数据集卡片 for "medqa-MedGENIE"

数据集描述

该数据集是MedGENIE医学数据集集合的一部分，通过PMC-LLaMA-13B生成的合成上下文进行了增强。具体来说，为MedQA-USMLE（4个选项）中的每个问题生成了最多5个合成上下文，采用多视角方法来涵盖与给定问题相关的各种视角。

数据集结构

数据集包含三个部分，适用于：

训练问答模型，包括融合解码器架构。
在推理过程中使用生成的上下文增强LLMs，而不是检索的块。
使用生成的上下文增强事实文档的知识库，用于标准RAG管道。

每个部分的样本数量如下：

训练集: 10178个样本
验证集: 1273个样本
测试集: 1273个样本

数据集以parquet格式存储，每个条目使用以下模式： json { "id": 0, "question": "A 23-year-old pregnant woman at 22 weeks gestation presents with burning upon urination. She states it started 1 day ago and has been worsening despite drinking more water and taking cranberry extract. She otherwise feels well and is followed by a doctor for her pregnancy. Her temperature is 97.7u00b0F (36.5u00b0C), blood pressure is 122/77 mmHg, pulse is 80/min, respirations are 19/min, and oxygen saturation is 98% on room air. Physical exam is notable for an absence of costovertebral angle tenderness and a gravid uterus. Which of the following is the best treatment for this patient? A. Ampicillin B. Ceftriaxone C. Doxycycline D. Nitrofurantoin", "target": "D", "answers": [ "D" ], "ctxs": [ { "text": "The burning upon urination in a pregnant female is often due to asymptomatic bacteriuria that results in a urinary tract infection (UTI).

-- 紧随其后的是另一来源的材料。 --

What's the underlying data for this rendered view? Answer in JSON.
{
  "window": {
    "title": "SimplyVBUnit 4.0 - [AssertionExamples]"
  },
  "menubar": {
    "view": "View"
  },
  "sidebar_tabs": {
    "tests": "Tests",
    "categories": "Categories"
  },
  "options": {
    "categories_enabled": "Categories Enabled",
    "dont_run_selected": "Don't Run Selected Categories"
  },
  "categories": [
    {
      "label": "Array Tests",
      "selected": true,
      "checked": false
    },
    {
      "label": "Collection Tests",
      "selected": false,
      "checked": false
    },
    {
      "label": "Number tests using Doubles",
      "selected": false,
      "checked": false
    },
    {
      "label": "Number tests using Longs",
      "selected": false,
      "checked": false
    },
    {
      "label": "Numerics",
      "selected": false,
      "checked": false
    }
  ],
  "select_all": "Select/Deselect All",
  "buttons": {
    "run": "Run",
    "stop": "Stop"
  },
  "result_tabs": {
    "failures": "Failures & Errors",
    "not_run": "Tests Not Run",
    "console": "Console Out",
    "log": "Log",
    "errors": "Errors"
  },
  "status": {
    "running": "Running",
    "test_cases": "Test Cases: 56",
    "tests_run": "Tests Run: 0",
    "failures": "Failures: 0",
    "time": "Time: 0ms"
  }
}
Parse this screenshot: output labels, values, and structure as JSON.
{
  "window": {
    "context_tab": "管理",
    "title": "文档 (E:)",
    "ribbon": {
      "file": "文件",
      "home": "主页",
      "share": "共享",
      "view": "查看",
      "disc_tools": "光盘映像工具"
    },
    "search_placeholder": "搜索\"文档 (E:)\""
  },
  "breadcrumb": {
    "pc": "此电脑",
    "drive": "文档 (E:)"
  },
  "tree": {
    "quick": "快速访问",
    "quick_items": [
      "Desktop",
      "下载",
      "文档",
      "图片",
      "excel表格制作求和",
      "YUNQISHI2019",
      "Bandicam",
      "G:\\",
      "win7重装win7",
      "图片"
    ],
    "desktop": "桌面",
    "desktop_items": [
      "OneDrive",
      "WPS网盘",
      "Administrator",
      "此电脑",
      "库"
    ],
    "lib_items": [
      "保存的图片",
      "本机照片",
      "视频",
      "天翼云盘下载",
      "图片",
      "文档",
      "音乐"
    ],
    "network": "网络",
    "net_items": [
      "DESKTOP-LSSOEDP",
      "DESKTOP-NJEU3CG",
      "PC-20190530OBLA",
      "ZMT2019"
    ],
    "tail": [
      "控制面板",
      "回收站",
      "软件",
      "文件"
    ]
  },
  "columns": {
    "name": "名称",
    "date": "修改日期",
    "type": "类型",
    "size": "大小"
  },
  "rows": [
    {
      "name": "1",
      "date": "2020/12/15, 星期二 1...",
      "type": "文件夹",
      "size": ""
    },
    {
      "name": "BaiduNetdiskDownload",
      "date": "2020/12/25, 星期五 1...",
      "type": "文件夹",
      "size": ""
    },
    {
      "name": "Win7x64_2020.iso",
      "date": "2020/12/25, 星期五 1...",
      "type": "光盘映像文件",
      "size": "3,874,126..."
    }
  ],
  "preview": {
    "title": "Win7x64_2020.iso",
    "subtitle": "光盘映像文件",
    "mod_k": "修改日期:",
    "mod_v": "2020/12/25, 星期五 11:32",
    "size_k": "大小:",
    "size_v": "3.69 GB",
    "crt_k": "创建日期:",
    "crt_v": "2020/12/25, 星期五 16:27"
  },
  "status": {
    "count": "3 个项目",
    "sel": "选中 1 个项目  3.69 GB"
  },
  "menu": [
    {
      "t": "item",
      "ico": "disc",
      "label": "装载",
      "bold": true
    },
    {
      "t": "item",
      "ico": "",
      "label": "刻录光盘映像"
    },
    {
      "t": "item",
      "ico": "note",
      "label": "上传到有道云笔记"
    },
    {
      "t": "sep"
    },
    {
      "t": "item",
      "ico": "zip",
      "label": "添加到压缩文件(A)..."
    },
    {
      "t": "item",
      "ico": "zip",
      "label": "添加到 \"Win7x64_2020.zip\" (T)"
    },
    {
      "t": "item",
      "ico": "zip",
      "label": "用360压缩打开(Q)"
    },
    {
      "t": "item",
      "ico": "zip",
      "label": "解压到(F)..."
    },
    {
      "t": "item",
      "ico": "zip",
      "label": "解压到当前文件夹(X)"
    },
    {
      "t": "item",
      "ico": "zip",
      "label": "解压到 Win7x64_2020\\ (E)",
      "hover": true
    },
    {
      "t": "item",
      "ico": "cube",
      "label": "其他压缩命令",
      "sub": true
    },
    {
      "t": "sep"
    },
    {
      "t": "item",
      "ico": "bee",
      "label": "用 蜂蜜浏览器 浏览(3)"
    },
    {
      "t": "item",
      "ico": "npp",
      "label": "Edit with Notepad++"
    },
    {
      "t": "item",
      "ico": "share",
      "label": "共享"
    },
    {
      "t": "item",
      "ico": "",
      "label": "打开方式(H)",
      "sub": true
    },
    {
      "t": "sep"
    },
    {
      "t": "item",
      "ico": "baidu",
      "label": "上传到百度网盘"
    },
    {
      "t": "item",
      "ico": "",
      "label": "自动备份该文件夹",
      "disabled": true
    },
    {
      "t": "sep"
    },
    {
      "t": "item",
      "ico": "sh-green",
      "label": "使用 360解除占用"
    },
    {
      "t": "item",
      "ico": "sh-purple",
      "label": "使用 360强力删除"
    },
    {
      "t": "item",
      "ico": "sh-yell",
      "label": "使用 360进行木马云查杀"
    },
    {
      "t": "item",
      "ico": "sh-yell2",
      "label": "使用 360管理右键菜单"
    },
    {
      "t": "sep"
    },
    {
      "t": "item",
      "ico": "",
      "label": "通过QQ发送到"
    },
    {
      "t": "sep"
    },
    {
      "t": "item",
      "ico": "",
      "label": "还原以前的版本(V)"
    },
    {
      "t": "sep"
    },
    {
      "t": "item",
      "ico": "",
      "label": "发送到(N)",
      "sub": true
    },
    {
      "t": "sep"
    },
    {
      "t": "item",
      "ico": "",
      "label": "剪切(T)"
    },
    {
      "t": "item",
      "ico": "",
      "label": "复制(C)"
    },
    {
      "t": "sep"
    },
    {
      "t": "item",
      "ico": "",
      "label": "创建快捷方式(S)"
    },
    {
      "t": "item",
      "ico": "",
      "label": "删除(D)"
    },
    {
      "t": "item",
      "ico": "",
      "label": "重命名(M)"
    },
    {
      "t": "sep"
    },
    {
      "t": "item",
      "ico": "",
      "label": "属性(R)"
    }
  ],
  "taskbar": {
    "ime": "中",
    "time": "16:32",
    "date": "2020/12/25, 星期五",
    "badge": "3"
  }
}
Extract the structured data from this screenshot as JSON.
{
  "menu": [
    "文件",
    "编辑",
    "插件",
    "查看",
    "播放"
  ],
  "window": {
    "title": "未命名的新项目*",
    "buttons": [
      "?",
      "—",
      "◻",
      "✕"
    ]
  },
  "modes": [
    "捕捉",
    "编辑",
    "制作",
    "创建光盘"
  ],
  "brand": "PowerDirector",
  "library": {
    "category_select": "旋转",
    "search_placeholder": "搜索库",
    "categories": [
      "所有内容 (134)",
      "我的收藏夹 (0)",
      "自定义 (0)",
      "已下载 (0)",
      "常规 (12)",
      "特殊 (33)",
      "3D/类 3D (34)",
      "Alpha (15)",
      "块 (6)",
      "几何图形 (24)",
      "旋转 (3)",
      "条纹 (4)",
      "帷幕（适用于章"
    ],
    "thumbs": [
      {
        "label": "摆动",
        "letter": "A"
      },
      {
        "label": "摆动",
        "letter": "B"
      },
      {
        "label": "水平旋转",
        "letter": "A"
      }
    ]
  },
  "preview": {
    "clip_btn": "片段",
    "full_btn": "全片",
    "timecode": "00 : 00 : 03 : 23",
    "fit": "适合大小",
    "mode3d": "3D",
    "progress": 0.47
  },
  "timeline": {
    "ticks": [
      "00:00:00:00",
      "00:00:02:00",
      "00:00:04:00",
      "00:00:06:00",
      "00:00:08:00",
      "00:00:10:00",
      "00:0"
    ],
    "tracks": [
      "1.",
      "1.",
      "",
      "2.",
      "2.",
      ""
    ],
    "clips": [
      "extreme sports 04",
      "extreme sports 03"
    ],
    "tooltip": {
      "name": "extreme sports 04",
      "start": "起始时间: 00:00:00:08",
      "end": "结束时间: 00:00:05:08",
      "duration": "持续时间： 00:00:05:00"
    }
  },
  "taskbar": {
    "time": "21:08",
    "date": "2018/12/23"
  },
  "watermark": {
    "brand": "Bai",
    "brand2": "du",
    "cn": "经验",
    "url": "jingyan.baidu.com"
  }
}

Such UTIs must be aggressively treated because of their association with preterm labor..." }, { "text": "This patient has urinary tract infection (UTI) symptoms, which is a common condition in pregnancy.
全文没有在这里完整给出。